三十路で初恋、仕切り直します。
「素顔も見せねぇで化粧で固めて気取ってる女よかマシだろ」
経験からくる言葉なんだということが容易に察せられる、その実感のこもった言い方に、思わず苦笑してしまう。
「あのねぇ、本当女心が分からない奴ね、法資って。いくら恋人だからって法資みたいな男になんの抵抗も無くスッピン晒せるひとなんて、たとえ地が美人でもなかなかいないって」
「ここにたいした美人でもないのに堂々と晒してるのもいるけどな?」
「文句あるなら他の女の子と来なさいよ、温泉なんて」
「連れてきてもらっておいて文句いうな。けどおまえ、今日のケバい化粧だったらそっちのがまだマシだぞ」
そういってなんの化粧もしていない泰菜の顔を指差してくる。
「え、うそ。そんなヤバかった?すっぴんのがマシなくらい?!」
汗まみれで化粧がすぐ崩れる職場では日焼け止めとパウダーをはたくくらいのナチュラルメイクしかしておらず、就職してからろくにすることもなかったメイクの腕には正直まったく自信がなかった。
自分なりに雑誌を見て研究して頑張ったつもりだったけれど、数々の美女と付き合ってきて自分よりよほど審美眼のありそうな法資がいうのだから、やっぱり今日のメイクは駄目だったのだろうか。
「メイクって自分じゃ上手いか下手かいまいちわかんないんだもん。わたしセンスないし、みんなも変な顔とか思ってたのかなぁ……」
「変っていうか。目のとこいろいろ塗りたくって、男に媚びたみたいな化粧だったろ。ああいうのお前には似合わない」
「アイメイクのこと?」
たしかにいつもよりアイラインをしっかり入れてマスカラもばっちり厚めにして、目元を強調したメイクをしていた。元彼からはデートのとき、きちんと今日のようなメイクをしていったときのほうがウケがよかった。
つまりは化粧の仕方が上手い下手という問題と言うより、法資の好みが派手めの女優系メイクより、清純系のナチュラルメイクだということだろうか。

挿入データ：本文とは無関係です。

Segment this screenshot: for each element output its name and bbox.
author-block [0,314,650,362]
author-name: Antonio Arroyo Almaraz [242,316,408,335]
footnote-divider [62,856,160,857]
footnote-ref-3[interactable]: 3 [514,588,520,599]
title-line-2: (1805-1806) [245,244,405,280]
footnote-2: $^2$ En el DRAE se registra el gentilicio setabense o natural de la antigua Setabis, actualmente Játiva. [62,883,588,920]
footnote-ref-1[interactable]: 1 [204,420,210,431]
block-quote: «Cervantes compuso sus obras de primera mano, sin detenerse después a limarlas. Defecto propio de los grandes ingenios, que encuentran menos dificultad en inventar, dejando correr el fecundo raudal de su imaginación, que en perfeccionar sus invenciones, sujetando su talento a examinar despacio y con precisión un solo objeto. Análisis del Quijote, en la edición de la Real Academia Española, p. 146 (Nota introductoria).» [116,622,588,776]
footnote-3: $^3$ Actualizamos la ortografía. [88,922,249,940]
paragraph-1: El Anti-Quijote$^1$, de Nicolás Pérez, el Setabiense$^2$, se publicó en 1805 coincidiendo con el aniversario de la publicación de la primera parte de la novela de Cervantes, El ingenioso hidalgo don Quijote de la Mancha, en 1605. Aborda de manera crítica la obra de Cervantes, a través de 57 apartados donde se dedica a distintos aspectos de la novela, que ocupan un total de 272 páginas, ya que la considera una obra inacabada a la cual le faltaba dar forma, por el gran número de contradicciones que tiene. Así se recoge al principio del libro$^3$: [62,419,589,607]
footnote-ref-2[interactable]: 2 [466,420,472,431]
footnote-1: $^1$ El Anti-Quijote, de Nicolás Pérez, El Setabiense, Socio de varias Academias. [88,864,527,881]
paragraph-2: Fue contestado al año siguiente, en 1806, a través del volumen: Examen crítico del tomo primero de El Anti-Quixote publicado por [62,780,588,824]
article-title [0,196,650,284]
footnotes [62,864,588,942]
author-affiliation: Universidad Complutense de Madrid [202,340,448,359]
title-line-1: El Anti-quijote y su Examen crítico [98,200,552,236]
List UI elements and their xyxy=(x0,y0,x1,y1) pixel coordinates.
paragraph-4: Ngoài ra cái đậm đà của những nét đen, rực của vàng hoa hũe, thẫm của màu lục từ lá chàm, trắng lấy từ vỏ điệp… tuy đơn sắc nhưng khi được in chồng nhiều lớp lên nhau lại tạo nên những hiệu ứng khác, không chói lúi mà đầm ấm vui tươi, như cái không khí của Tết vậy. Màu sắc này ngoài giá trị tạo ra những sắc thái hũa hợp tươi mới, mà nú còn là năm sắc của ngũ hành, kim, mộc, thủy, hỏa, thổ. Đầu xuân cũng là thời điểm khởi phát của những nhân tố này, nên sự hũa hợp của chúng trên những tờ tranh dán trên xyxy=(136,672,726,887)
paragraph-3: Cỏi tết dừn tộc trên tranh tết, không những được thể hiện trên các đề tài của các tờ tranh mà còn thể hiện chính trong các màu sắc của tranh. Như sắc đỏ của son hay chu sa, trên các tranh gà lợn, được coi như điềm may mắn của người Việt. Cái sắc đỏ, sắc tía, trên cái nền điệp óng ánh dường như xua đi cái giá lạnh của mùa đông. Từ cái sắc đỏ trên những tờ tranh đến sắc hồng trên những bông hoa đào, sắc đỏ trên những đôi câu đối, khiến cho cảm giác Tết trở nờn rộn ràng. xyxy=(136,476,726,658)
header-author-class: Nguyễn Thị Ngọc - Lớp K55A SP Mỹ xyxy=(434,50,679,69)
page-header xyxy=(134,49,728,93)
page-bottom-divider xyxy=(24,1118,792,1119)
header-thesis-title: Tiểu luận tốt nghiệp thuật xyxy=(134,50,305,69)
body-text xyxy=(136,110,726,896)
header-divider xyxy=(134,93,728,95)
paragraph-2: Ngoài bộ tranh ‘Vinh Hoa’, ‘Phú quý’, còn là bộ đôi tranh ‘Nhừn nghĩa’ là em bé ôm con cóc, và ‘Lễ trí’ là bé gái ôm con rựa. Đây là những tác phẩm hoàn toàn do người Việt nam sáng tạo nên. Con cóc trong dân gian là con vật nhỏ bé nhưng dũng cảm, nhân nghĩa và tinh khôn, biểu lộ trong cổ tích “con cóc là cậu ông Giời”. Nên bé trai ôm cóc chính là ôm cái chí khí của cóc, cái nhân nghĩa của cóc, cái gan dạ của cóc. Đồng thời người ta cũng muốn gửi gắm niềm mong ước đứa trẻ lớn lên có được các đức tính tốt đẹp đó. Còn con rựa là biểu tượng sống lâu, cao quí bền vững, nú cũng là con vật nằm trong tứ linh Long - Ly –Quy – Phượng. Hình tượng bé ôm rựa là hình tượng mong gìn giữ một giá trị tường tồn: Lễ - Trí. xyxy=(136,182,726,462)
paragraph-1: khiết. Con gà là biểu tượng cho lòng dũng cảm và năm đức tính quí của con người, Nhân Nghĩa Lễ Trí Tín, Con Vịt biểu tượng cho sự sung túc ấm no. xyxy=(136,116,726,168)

法資が付き合っていた歴代の彼女たちはどちらかというと華やかな顔立ちのゴージャスな美人ばかりだったので少し意外だった。
「終わったな……個室取ってあるからそっち行くか」
急に会話を切り上げて法資が立ち上がった。
「個室?」
「お茶飲んだり仮眠出来る部屋だとさ」
「ああ、なんだ。さっき言ってた貸しきりの休憩室のこと?」
「ホテルの部屋じゃなくてご不満か?」
「-------なっ、ば、なに言って」
慌てて立ち上がって法資をどついてやろうとすると、『リフレッシュルーム』に入室してきたばかりの人と肩がぶつかってしまう。
「わっ……ごめんなさい……!」
「いいえ……あら」
ぶつかったのは、先ほどお風呂で一緒になったご婦人だった。驚いてすこしの間互いに見詰め合ってしまう。そうしている間に法資が通路を塞いでいた泰菜をぐっと自分の方に引き寄せながら、
「すみません不注意で」
と謝意を口にする。婦人は法資の顔をじっと見たあと、相好を崩して泰菜に笑いかけてきた。
「まあいい男、こちらが旦那さま?」
夫婦でも恋人同士でもないが、だったらこんな深夜に男女で温泉に入りにくるなんてどんな仲だと思われるだろうかと思い、軽くパニックを起こして答えかねていると、婦人は泰菜たちを見てふふっと含みのある笑いを浮かべる。
「ほんとに素敵な人ね、羨ましいわ。折角だから一緒に入っちゃえばよかったのに。温泉は夫婦水入らずもいいものよ?」
無責任にもそんなことを言い残して去って行った。